Like most medieval English kings, Edward IV was normally prepared to leave Ireland to be governed by the Anglo-Irish nobility, but he made intermittent efforts to assert his authority over that Kingdom. In 1478, concerned at the increasing power of Gerald FitzGerald, 8th Earl of Kildare and his family, he dismissed him as Lord Deputy and appointed Grey in his place.[5] Grey however faced the united opposition of the Anglo-Irish ruling class. The Lord Chancellor of Ireland, Baron Portlester, who was Kildare's father-in-law, refused to allow him the use of the Great Seal of Ireland (although Grey was able to have a new and officially approved seal minted). Sir James Keating, Prior of the Order of Hospitallers, acting Constable of Dublin Castle, refused him entry to the castle, and his efforts to hold a Parliament at Trim collapsed when the sheriffs of Dublin and Louth simply ignored the writs of summons. Unable to impose his authority, Grey left Ireland the following year, thus leaving the way open for Kildare to become all-powerful in his generation: he was later called "the uncrowned King of Ireland".[5]
Grey died in April 1496. His first marriage on 29 August 1454 was to Katherine Strangeways, daughter of Sir Thomas Strangeways by Katherine Neville, Duchess of Norfolk, daughter of Ralph de Neville, 1st Earl of Westmorland, and his wife Joan Beaufort; the marriage was childless. He had two natural sons, Richard and Henry, for whom he made generous provision in his will.

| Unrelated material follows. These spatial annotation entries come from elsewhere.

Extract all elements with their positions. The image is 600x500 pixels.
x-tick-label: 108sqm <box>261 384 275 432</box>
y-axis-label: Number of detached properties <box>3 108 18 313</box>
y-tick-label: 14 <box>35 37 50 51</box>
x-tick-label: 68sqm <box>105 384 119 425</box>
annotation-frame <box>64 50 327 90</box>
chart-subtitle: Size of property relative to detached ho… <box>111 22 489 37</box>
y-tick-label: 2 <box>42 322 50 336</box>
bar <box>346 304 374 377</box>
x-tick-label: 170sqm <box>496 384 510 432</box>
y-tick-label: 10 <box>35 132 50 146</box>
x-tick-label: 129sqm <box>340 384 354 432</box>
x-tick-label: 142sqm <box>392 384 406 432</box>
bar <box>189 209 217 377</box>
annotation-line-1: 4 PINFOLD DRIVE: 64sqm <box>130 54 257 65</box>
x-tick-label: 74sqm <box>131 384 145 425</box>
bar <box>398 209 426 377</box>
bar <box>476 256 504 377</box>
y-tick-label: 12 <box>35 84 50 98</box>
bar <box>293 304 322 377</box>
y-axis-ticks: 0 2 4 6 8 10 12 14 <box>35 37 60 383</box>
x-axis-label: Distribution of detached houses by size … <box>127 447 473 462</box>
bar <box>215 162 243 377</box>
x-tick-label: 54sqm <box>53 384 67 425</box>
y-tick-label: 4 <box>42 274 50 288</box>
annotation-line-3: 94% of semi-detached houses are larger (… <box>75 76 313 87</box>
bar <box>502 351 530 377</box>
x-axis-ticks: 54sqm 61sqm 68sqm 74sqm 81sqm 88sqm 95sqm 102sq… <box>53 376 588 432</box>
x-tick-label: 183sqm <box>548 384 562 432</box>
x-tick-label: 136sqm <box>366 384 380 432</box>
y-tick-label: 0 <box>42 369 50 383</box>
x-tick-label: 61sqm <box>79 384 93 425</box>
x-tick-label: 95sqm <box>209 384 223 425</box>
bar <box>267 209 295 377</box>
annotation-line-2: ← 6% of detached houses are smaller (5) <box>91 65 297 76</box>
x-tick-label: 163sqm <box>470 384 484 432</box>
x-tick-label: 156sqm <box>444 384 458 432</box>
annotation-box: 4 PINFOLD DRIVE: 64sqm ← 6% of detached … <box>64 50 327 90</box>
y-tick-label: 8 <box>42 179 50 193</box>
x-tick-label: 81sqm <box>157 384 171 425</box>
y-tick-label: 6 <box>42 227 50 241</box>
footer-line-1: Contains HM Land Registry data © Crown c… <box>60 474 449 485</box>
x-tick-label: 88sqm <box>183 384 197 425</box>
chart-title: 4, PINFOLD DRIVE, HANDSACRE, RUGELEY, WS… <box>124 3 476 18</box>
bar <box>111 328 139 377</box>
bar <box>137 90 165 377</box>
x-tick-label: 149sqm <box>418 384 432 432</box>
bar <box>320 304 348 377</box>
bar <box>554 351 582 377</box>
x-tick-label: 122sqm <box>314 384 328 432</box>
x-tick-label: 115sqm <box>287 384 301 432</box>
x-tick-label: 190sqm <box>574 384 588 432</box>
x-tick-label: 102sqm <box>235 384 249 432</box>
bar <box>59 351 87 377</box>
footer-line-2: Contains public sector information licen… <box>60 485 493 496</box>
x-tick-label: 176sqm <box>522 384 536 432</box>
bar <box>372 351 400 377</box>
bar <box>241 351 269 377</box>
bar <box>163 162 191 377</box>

After Katherine's death, he married secondly Margaret Stanley, daughter of Thomas Stanley, 1st Baron Stanley and his wife Joan Goushill, and widow of Sir John Boteler. She died in 1481. He married thirdly Katherine Stourton, daughter of William Stourton, 2nd Baron Stourton and Margaret Chideock;.[2] Both his second and third marriages were childless. After Grey's death, Katherine, who received substantial lands under his will, quickly remarried Edward IV's nephew William de la Pole. As a potential Yorkist claimant to the Crown, William was soon imprisoned in the Tower of London and remained there till his death. Katherine died in 1521.
As Grey had no legitimate heir, the barony fell into abeyance between his father's three sisters Elizabeth, Eleanor and Lucy.[2] It was finally called out of abeyance in 1989.
He is said to have been keenly interested in alchemy, and obtained a licence from the King for the transmutation of metals, on condition that he must inform the Crown if he succeeded in producing gold.[2]